アンソニーと接している側からすると、ヒトを傷つけるような言葉を平気で投げかけ、自分一人ではできないことがたくさんあるくせに頑固でプライドが高く、それこそ「老害」と罵って舌打ちをしたくなるような状況なわけですが、そのような振る舞いをしてしまう状況、心情が、アンソニー・ホプキンスの素晴らしい演技によって痛いほど伝わってきました。

 

自分の身近な人がこのような状態になったとき、果たして自分はアンのように慈悲深く接することができるだろうかと考えると、非常に難しく思えます。アンソニーの人柄にまいって辞めてしまう介護人たちの辛さもわかるし、アンソニーにひどく当たってしまうアンの夫たちの気持ちも、ひどいものだと思いながらも理解できてしまいます。

 

だけど、アンソニーのこの姿は、すべての人々に将来必ず訪れるかもしれないのです。そう思うと、自分の老後への怖さとも相まって、今老いている人たちに、わずかでも慈愛の気持ちを持つべきなのだではないかと考えさせられました。

 

施設に入れられたアンソニーが、まるで子供のように母を求めて泣きじゃくるシーンには耐え難いものがありました。年を取るとともに、ヒトは赤子に還っていくといいます。いい年をした大人が、と言われるべきは壮年期までで、長い人生を生き抜いてきたお年寄りが、子供に還って甘えたっていいじゃないですか。そう思うと同時に、これがどれほど残酷な綺麗事なのかもよくわかります。実際介護をする立場に立った時に、赤子と違って体は大きく、力や体力もそれなりに残っていて、認知症とは言っても知恵も言語も持っている大の大人が罵詈雑言を吐き、狼藉を尽くすこともあるのですから並みの忍耐では務まらないでしょう。

 

ではどうすればいいのか、難しい問題ですが、個人的には自身の老いを認め、受け入れて行けば多少はよい状況になるのではないかと思いました。

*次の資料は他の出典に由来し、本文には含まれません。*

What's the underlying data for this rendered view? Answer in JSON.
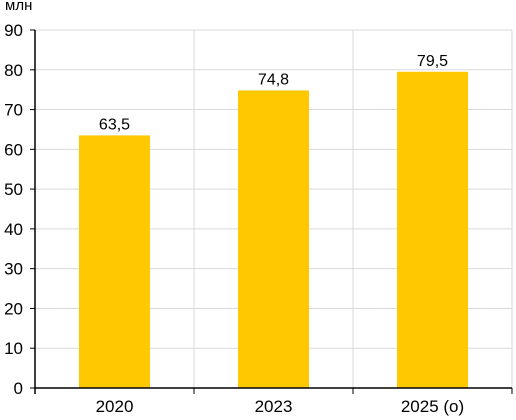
{
  "chart_data": {
    "type": "bar",
    "unit_label": "млн",
    "categories": [
      "2020",
      "2023",
      "2025 (о)"
    ],
    "values": [
      63.5,
      74.8,
      79.5
    ],
    "data_labels": [
      "63,5",
      "74,8",
      "79,5"
    ],
    "ylim": [
      0,
      90
    ],
    "yticks": [
      0,
      10,
      20,
      30,
      40,
      50,
      60,
      70,
      80,
      90
    ],
    "grid": true,
    "bar_color": "#FFC800",
    "grid_color": "#D9D9D9",
    "axis_color": "#000000"
  }
}
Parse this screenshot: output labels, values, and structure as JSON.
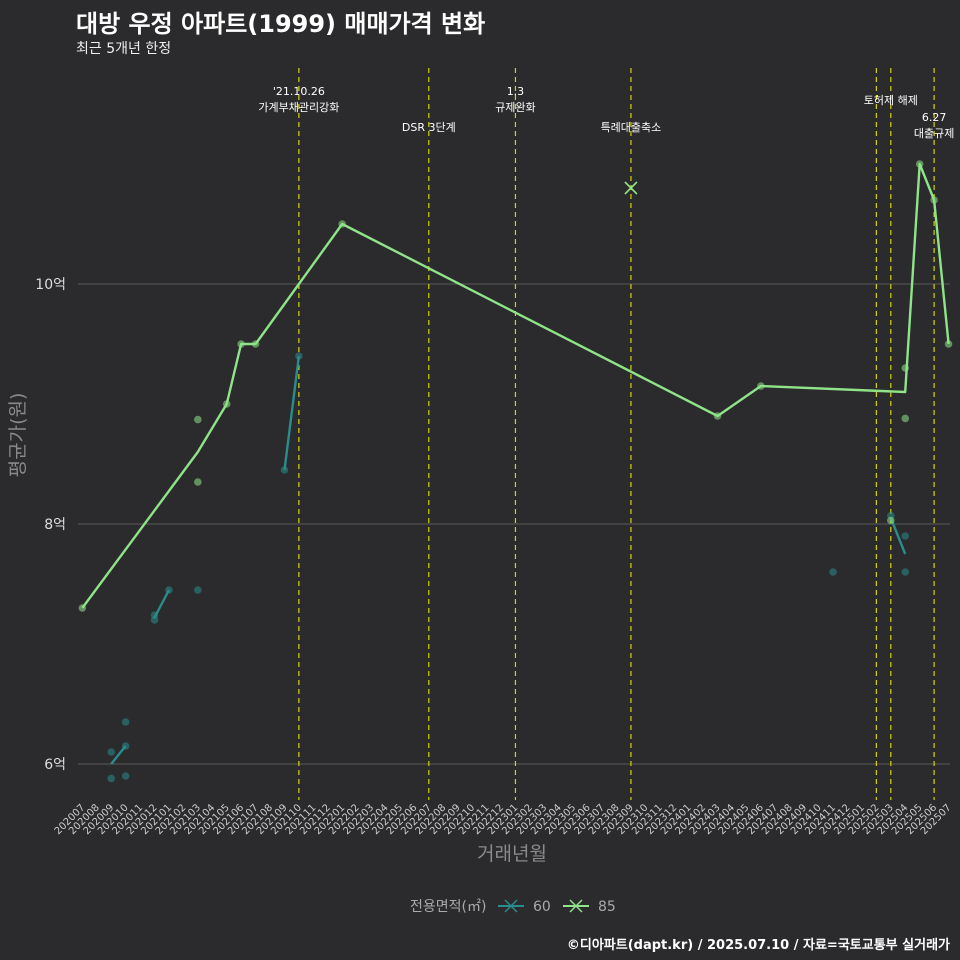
{
  "title": "대방 우정 아파트(1999) 매매가격 변화",
  "subtitle": "최근 5개년 한정",
  "caption": "©디아파트(dapt.kr) / 2025.07.10 / 자료=국토교통부 실거래가",
  "colors": {
    "background": "#2b2a2c",
    "grid": "#5a5a5a",
    "series_60": "#2a8c8c",
    "series_85": "#8fe388",
    "event_line": "#d4d40a"
  },
  "chart_data": {
    "type": "line",
    "title": "대방 우정 아파트(1999) 매매가격 변화",
    "subtitle": "최근 5개년 한정",
    "xlabel": "거래년월",
    "ylabel": "평균가(원)",
    "ylim": [
      5.7,
      11.8
    ],
    "yticks": [
      {
        "value": 6,
        "label": "6억"
      },
      {
        "value": 8,
        "label": "8억"
      },
      {
        "value": 10,
        "label": "10억"
      }
    ],
    "categories": [
      "202007",
      "202008",
      "202009",
      "202010",
      "202011",
      "202012",
      "202101",
      "202102",
      "202103",
      "202104",
      "202105",
      "202106",
      "202107",
      "202108",
      "202109",
      "202110",
      "202111",
      "202112",
      "202201",
      "202202",
      "202203",
      "202204",
      "202205",
      "202206",
      "202207",
      "202208",
      "202209",
      "202210",
      "202211",
      "202212",
      "202301",
      "202302",
      "202303",
      "202304",
      "202305",
      "202306",
      "202307",
      "202308",
      "202309",
      "202310",
      "202311",
      "202312",
      "202401",
      "202402",
      "202403",
      "202404",
      "202405",
      "202406",
      "202407",
      "202408",
      "202409",
      "202410",
      "202411",
      "202412",
      "202501",
      "202502",
      "202503",
      "202504",
      "202505",
      "202506",
      "202507"
    ],
    "legend": {
      "title": "전용면적(㎡)",
      "position": "bottom"
    },
    "series": [
      {
        "name": "60",
        "color": "#2a8c8c",
        "line": [
          {
            "x": "202009",
            "y": 6.0
          },
          {
            "x": "202010",
            "y": 6.15
          }
        ],
        "line2": [
          {
            "x": "202012",
            "y": 7.22
          },
          {
            "x": "202101",
            "y": 7.45
          }
        ],
        "line3": [
          {
            "x": "202109",
            "y": 8.45
          },
          {
            "x": "202110",
            "y": 9.4
          }
        ],
        "line4": [
          {
            "x": "202503",
            "y": 8.05
          },
          {
            "x": "202504",
            "y": 7.75
          }
        ],
        "points": [
          {
            "x": "202009",
            "y": 6.1
          },
          {
            "x": "202009",
            "y": 5.88
          },
          {
            "x": "202010",
            "y": 6.35
          },
          {
            "x": "202010",
            "y": 6.15
          },
          {
            "x": "202010",
            "y": 5.9
          },
          {
            "x": "202012",
            "y": 7.24
          },
          {
            "x": "202012",
            "y": 7.2
          },
          {
            "x": "202101",
            "y": 7.45
          },
          {
            "x": "202103",
            "y": 7.45
          },
          {
            "x": "202109",
            "y": 8.45
          },
          {
            "x": "202110",
            "y": 9.4
          },
          {
            "x": "202411",
            "y": 7.6
          },
          {
            "x": "202503",
            "y": 8.07
          },
          {
            "x": "202504",
            "y": 7.9
          },
          {
            "x": "202504",
            "y": 7.6
          }
        ]
      },
      {
        "name": "85",
        "color": "#8fe388",
        "line": [
          {
            "x": "202007",
            "y": 7.3
          },
          {
            "x": "202103",
            "y": 8.6
          },
          {
            "x": "202105",
            "y": 9.0
          },
          {
            "x": "202106",
            "y": 9.5
          },
          {
            "x": "202107",
            "y": 9.5
          },
          {
            "x": "202201",
            "y": 10.5
          },
          {
            "x": "202403",
            "y": 8.9
          },
          {
            "x": "202406",
            "y": 9.15
          },
          {
            "x": "202504",
            "y": 9.1
          },
          {
            "x": "202505",
            "y": 11.0
          },
          {
            "x": "202506",
            "y": 10.7
          },
          {
            "x": "202507",
            "y": 9.5
          }
        ],
        "points": [
          {
            "x": "202007",
            "y": 7.3
          },
          {
            "x": "202103",
            "y": 8.87
          },
          {
            "x": "202103",
            "y": 8.35
          },
          {
            "x": "202105",
            "y": 9.0
          },
          {
            "x": "202106",
            "y": 9.5
          },
          {
            "x": "202107",
            "y": 9.5
          },
          {
            "x": "202201",
            "y": 10.5
          },
          {
            "x": "202403",
            "y": 8.9
          },
          {
            "x": "202406",
            "y": 9.15
          },
          {
            "x": "202503",
            "y": 8.03
          },
          {
            "x": "202504",
            "y": 9.3
          },
          {
            "x": "202504",
            "y": 8.88
          },
          {
            "x": "202505",
            "y": 11.0
          },
          {
            "x": "202506",
            "y": 10.7
          },
          {
            "x": "202507",
            "y": 9.5
          }
        ],
        "markers": [
          {
            "x": "202309",
            "y": 10.8
          }
        ]
      }
    ],
    "events": [
      {
        "x": "202110",
        "lines": [
          "'21.10.26",
          "가계부채관리강화"
        ]
      },
      {
        "x": "202207",
        "lines": [
          "DSR 3단계"
        ]
      },
      {
        "x": "202301",
        "lines": [
          "1.3",
          "규제완화"
        ]
      },
      {
        "x": "202309",
        "lines": [
          "특례대출축소"
        ]
      },
      {
        "x": "202502",
        "lines": []
      },
      {
        "x": "202503",
        "lines": [
          "토허제 해제"
        ]
      },
      {
        "x": "202506",
        "lines": [
          "6.27",
          "대출규제"
        ]
      }
    ]
  }
}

認知症患者が焦りや不安を感じるのは、できていたことができなくなるのがいけないことだと考えているからでしょう。状況は日々変わっていくのだから、昨日と同じ自分でなくてもいい、大丈夫なんだと、安心して年を取っていける社会になれば、苛立ちをぶつけ、他人を傷つける患者は減るのではないか、などと想像してしまいました。

 

もっとも認知症には狂暴性や被害妄想が肥大していくものもあるそうなので、そんなに簡単にはいかないと思いますが、日本特有の若いのがいい、幼若なら許される、といった社会風潮も変わっていけば、少しは安心して年を重ねていける社会になるのではないかと考えさせられた作品でした。